Como si una estrella fugaz escuchó mis plegarias, en ese instante, el timbre de mi casa sonó. Aún dudaba si era parte del delirio que me mantenía despierto o si esa era la realidad. Baje con sigilo y tropezando en todo el piso, pues cuadros con fotos nuestras estaban en el piso. Al abrir la puerta, como un halo brillante estaba ella, frente a mí. Como si un millar de estrellas vestían e iluminaban hasta sus huesos.
—Xavier— sollozó en un respiro. Un paso adelante, y un abrazo sellaban su cuerpo contra el mío. No era un sueño, July, mi gran amor estaba aquí, como lo deseé. La botella en mi mano se deslizó haciendo un caos entre vidrios y líquido.

—July, ¿estás aquí?— la tomé ignorando el desorden en el suelo, inhalé el dulce olor a mandarina de su cuerpo, y de su cabello. Acaricié su rostro, y ella posó su mejilla en mi mano—, dime que eres real.
—Lo soy, Xavier. Es solo que quise verte antes de perderte para siempre— exclamó, su voz entrecortada por el frio de la noche. No concebía el perderla, pero su deseo era este, debía entenderla.
La hice pasar hasta la antecámara de mí hogar, a escondidas pellizcaba mi piel para corroborar que era la realidad. Con recelo, me acerqué a ella y besé su frente; solo el roce de mis labios hacia su piel, reavivaron mis emociones.
—July, ¿cómo llegaste?— pregunté con curiosidad, la oscuridad era inminente y no quería pensar que había venido sola, desde su casa. No por mí.
—Adrianne me trajo— Está ultima era la mejor amiga y confidente de July, como no pude imaginarlo—, ¿te molesta?
— ¡Claro que no! ¿Cómo puedes pensar eso?, no tienes idea de cómo he deseado volver a tenerte junto a mí. — Le dediqué una sonrisa, este momento era para nosotros. — Mi corazón aun albergaba la esperanza que algún día tu vendrías, y aquí estas.
July mordió su labio inferior, y se arrojó sobre mí. Besos desesperados provenientes de sus labios, indicaban que me necesitaba tanto como la necesitaba yo a ella.
No teníamos más que decir, pues la razón estaba en el aire, y la pasión en nuestros poros ardientes de continuar. July siempre fue mi brillo, la luz en la oscuridad de mí ya tormentoso mundo; ella era mi chispa y yo la yesca sedienta de fuego.
En ese momento tomé su cintura y coloqué mi peso en su frágil cuerpo. El control era mío en ese lapso, besé cada parte visible de su ser, le besé hasta el alma. Mis manos perfectamente acomodadas en su regazo, hacían pequeños círculos sobre su piel. Un gemido ahogado era lo que necesitaba para hacerme estallar, bajé hasta su pecho y di pequeños mordiscos a la punta de sus montañas.
—Xavier, te amo— musitó estremecida.
No quería soltarla en ese momento de desenfreno, pero debía decirle lo que mi núcleo estaba gritando: —Yo te amo, y te amaré por siempre.
Dicho esto, y como un hechizo entre ambos nos sucumbimos en el amor.
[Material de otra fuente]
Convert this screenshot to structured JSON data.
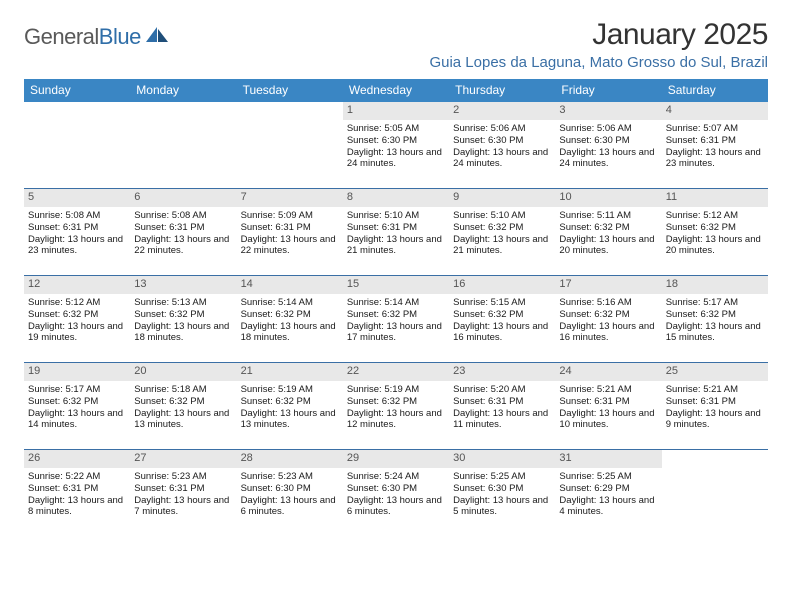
{
  "logo": {
    "word1": "General",
    "word2": "Blue"
  },
  "title": "January 2025",
  "subtitle": "Guia Lopes da Laguna, Mato Grosso do Sul, Brazil",
  "colors": {
    "header_bg": "#3a86c4",
    "accent": "#3a6fa5",
    "daynum_bg": "#e8e8e8",
    "text": "#1a1a1a"
  },
  "weekdays": [
    "Sunday",
    "Monday",
    "Tuesday",
    "Wednesday",
    "Thursday",
    "Friday",
    "Saturday"
  ],
  "weeks": [
    [
      null,
      null,
      null,
      {
        "n": "1",
        "sr": "5:05 AM",
        "ss": "6:30 PM",
        "dl": "13 hours and 24 minutes."
      },
      {
        "n": "2",
        "sr": "5:06 AM",
        "ss": "6:30 PM",
        "dl": "13 hours and 24 minutes."
      },
      {
        "n": "3",
        "sr": "5:06 AM",
        "ss": "6:30 PM",
        "dl": "13 hours and 24 minutes."
      },
      {
        "n": "4",
        "sr": "5:07 AM",
        "ss": "6:31 PM",
        "dl": "13 hours and 23 minutes."
      }
    ],
    [
      {
        "n": "5",
        "sr": "5:08 AM",
        "ss": "6:31 PM",
        "dl": "13 hours and 23 minutes."
      },
      {
        "n": "6",
        "sr": "5:08 AM",
        "ss": "6:31 PM",
        "dl": "13 hours and 22 minutes."
      },
      {
        "n": "7",
        "sr": "5:09 AM",
        "ss": "6:31 PM",
        "dl": "13 hours and 22 minutes."
      },
      {
        "n": "8",
        "sr": "5:10 AM",
        "ss": "6:31 PM",
        "dl": "13 hours and 21 minutes."
      },
      {
        "n": "9",
        "sr": "5:10 AM",
        "ss": "6:32 PM",
        "dl": "13 hours and 21 minutes."
      },
      {
        "n": "10",
        "sr": "5:11 AM",
        "ss": "6:32 PM",
        "dl": "13 hours and 20 minutes."
      },
      {
        "n": "11",
        "sr": "5:12 AM",
        "ss": "6:32 PM",
        "dl": "13 hours and 20 minutes."
      }
    ],
    [
      {
        "n": "12",
        "sr": "5:12 AM",
        "ss": "6:32 PM",
        "dl": "13 hours and 19 minutes."
      },
      {
        "n": "13",
        "sr": "5:13 AM",
        "ss": "6:32 PM",
        "dl": "13 hours and 18 minutes."
      },
      {
        "n": "14",
        "sr": "5:14 AM",
        "ss": "6:32 PM",
        "dl": "13 hours and 18 minutes."
      },
      {
        "n": "15",
        "sr": "5:14 AM",
        "ss": "6:32 PM",
        "dl": "13 hours and 17 minutes."
      },
      {
        "n": "16",
        "sr": "5:15 AM",
        "ss": "6:32 PM",
        "dl": "13 hours and 16 minutes."
      },
      {
        "n": "17",
        "sr": "5:16 AM",
        "ss": "6:32 PM",
        "dl": "13 hours and 16 minutes."
      },
      {
        "n": "18",
        "sr": "5:17 AM",
        "ss": "6:32 PM",
        "dl": "13 hours and 15 minutes."
      }
    ],
    [
      {
        "n": "19",
        "sr": "5:17 AM",
        "ss": "6:32 PM",
        "dl": "13 hours and 14 minutes."
      },
      {
        "n": "20",
        "sr": "5:18 AM",
        "ss": "6:32 PM",
        "dl": "13 hours and 13 minutes."
      },
      {
        "n": "21",
        "sr": "5:19 AM",
        "ss": "6:32 PM",
        "dl": "13 hours and 13 minutes."
      },
      {
        "n": "22",
        "sr": "5:19 AM",
        "ss": "6:32 PM",
        "dl": "13 hours and 12 minutes."
      },
      {
        "n": "23",
        "sr": "5:20 AM",
        "ss": "6:31 PM",
        "dl": "13 hours and 11 minutes."
      },
      {
        "n": "24",
        "sr": "5:21 AM",
        "ss": "6:31 PM",
        "dl": "13 hours and 10 minutes."
      },
      {
        "n": "25",
        "sr": "5:21 AM",
        "ss": "6:31 PM",
        "dl": "13 hours and 9 minutes."
      }
    ],
    [
      {
        "n": "26",
        "sr": "5:22 AM",
        "ss": "6:31 PM",
        "dl": "13 hours and 8 minutes."
      },
      {
        "n": "27",
        "sr": "5:23 AM",
        "ss": "6:31 PM",
        "dl": "13 hours and 7 minutes."
      },
      {
        "n": "28",
        "sr": "5:23 AM",
        "ss": "6:30 PM",
        "dl": "13 hours and 6 minutes."
      },
      {
        "n": "29",
        "sr": "5:24 AM",
        "ss": "6:30 PM",
        "dl": "13 hours and 6 minutes."
      },
      {
        "n": "30",
        "sr": "5:25 AM",
        "ss": "6:30 PM",
        "dl": "13 hours and 5 minutes."
      },
      {
        "n": "31",
        "sr": "5:25 AM",
        "ss": "6:29 PM",
        "dl": "13 hours and 4 minutes."
      },
      null
    ]
  ],
  "labels": {
    "sunrise": "Sunrise:",
    "sunset": "Sunset:",
    "daylight": "Daylight:"
  }
}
Podía recordar cómo era tenerla. Yo conocía cada parte de ella; desde su pequeña cicatriz detrás de su oreja, hasta el pequeño lunar que tenía en el dedo meñique de su pie izquierdo. Ella había sido mía, yo había estudiado con desdén todo su ser, me gradué con honores en la universidad de sus ojos, nadie más la haría sentir tantas conmociones como lo hacía.
Quería inmortalizar este momento. Sus gritos de excitación y a la vez de dolor, demostraban su agonía. Ambos sabíamos que esto era nuestra despedida, que ella tenía que regresar a su realidad mientras yo moría por dentro.